Als ich einen knapp 60cm langen Pollack schon fast vor dem Kescher hatte, wird dieser plötzlich von einer ebenso grossen Meerforelle attackiert, welche unerbittlich versucht, ihm meinen Streamer aus dem Maul zu klauen. Unfassbar. Sie lässt auch nicht ab, als Nicolas versucht sie anstatt des Pollacks zu keschern, was ihm auch beinahe gelang. Sie verschwand erst , als wir den Pollack aus dem Wasser hoben. Das Fischen selbst ist relativ einfach, Fisch hält sich fast überall dort auf, wo entweder unter Wasser starke Gefälle (Berge, Kanten) sind oder wo Strömungskanten entstehen. Auch Gewässerverbauungen wie Häfen oder Brücken sind immer gute Stellen. Wer mit dem Boot nach guten Stellen sucht und diese auch wieder finden möchte, sollte auf alle Fälle ein Echolot und ein GPS Handgerät mit dabei haben. Beides hatte ich mir extra für Norge gekauft. Falls Bedarf besteht können sich Heartlander beides bei mir für ein bis zwei Trockenfliegen gerne ausleihen ;-). Im GPS sind sogar noch die Koordinaten aller Hot Spots.
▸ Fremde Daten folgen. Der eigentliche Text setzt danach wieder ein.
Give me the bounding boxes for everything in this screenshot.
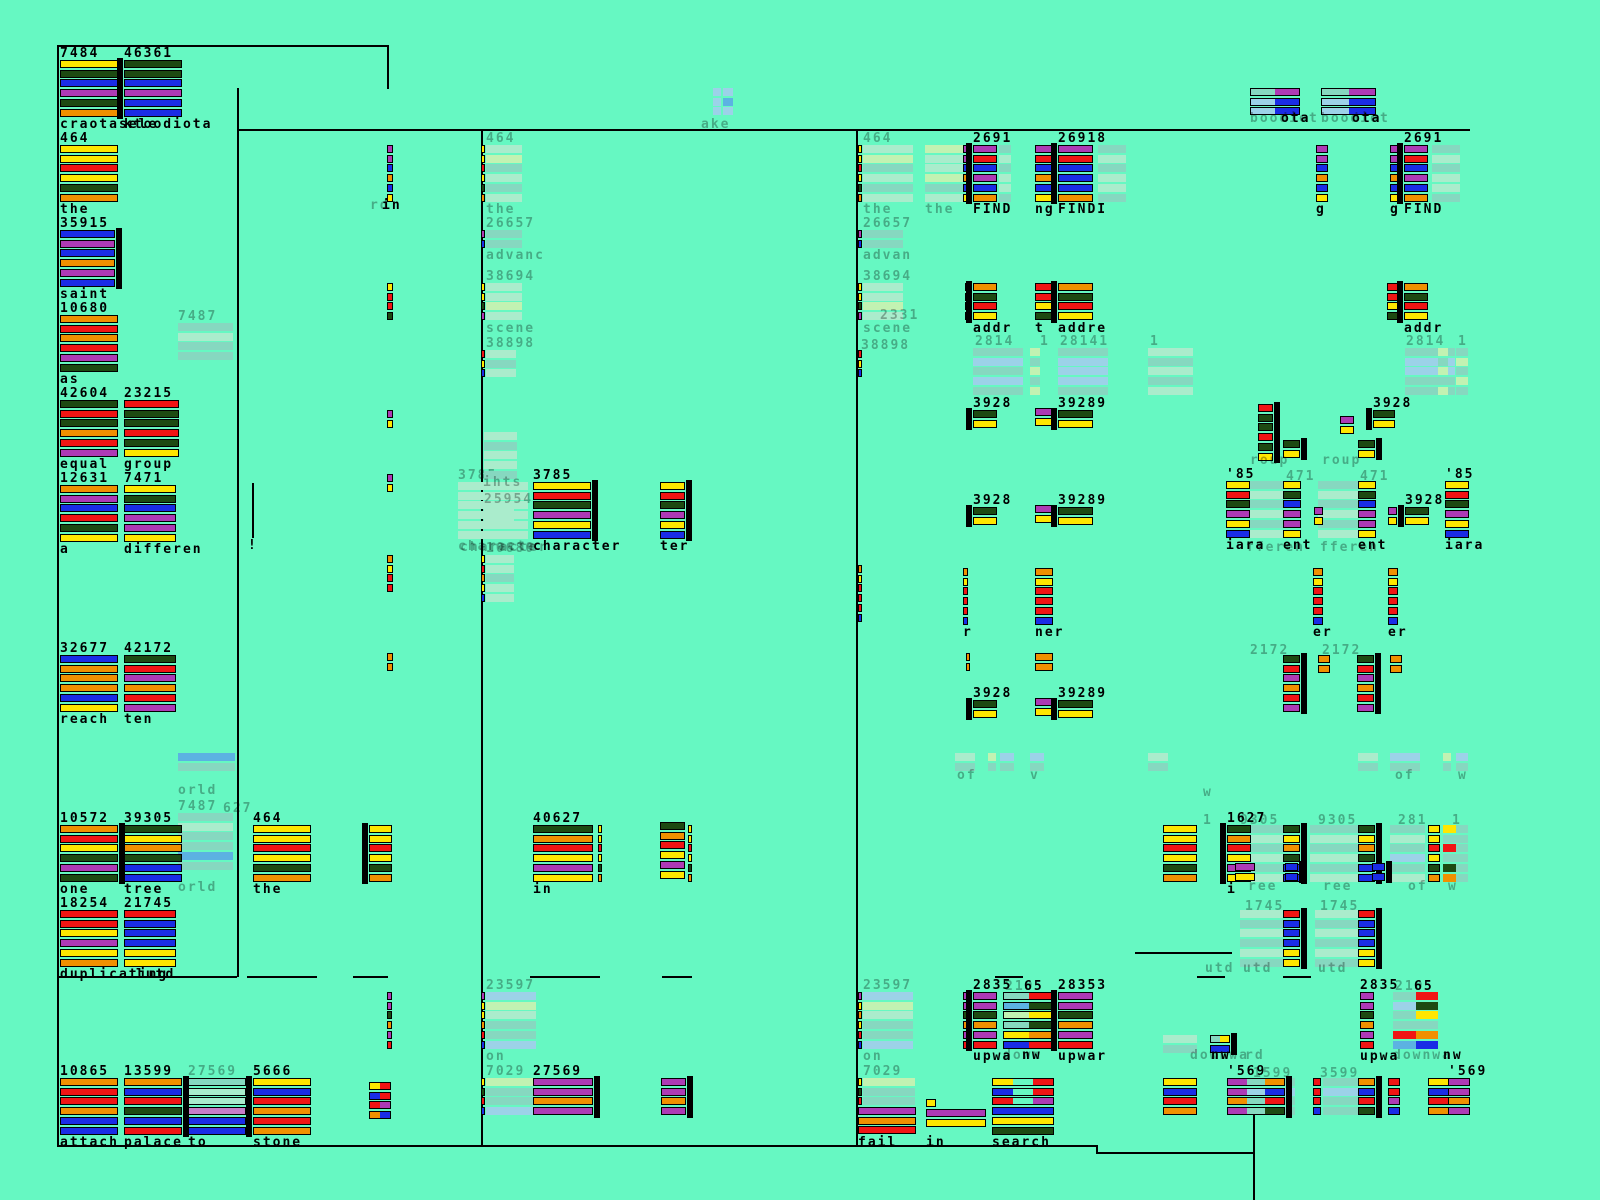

Es gab eigentlich keine Tages- oder Nachtzeit, bei der wir keine Fische gefangen haben, nur um die Mittagszeit war ein wenig Flaute. Abgesehen mal von Makrelen und Hornhechten sollte man tagsüber relativ tief fischen (ab 7 Meter). Das reicht normalerweise schon aus um Bisse zu bekommen. Man muss auch gar nicht genau am Grund fischen. Ich hab Pollacks gesehen, die aus der Tiefe zum Köder in weniger als einem Meter unter der Wasseroberfläche geschossen sind, ihn genommen haben und im gleichen Tempo wieder mit ihm in der Tiefe verschwunden sind, egal wie fest die Bremse eingestellt war. In der Nacht tut es auch eine Trockenschnur, da viele Räuber an die Oberfläche kommen (wir haben sogar Plattfische an der Oberfläche rauben sehen!). Die Bisse kommen fast immer extrem hart, also Rute gut festhalten. Die meissten Fische (bis auf Hornhechte) haben auch gleich ordentlich Schur genommen. Es gibt schon einen ordentlichen Adrenalinstoss, wenn man mal eine halbe Stunde keinen Biss hatte und dann ein Seelachs, Pollack

oder Dorsch in 10 Metern Tiefe einsteigt und mit einem Ruck noch 10 Meter Schnur aus der Hand reisst!!! Das werde ich so schnell nicht vergessen! Was man auch nicht vergessen sollte ist ein langstieliger Kescher, da man oft von Felskanten, Stegen, oder Hafenmolen angelt. So, das war's erstmal in aller Kürze, mehr gibt's beim nächsten HFF Treffen. Es bleibt festzuhalten, dass Südnorwegen für wenig Geld ein Traumrevier für Fliegenfischer ist. Auch landschaftlich hat es mich begeistert. Ich werde spätestens nächstes Jahr wieder da sein, hat jemand Lust mitzukommen???
Übrigens, wer mal einen Tag nicht fischen gehen möchte, sollte sich unbedingt die Kanonen und Bunkeranlagen auf der Insel und Umgebung anschauen, von denen man meistens einen atemberaubenden Blick auf den Kristiansandfjord hat. Bild aus solch einem Bunker anbei. Nur sollte man nicht den Fehler machen, die Einheimischen unüberlegter Weise zu fragen, wer die Anlagen gebaut hat. Das ist mir heute noch peinlich.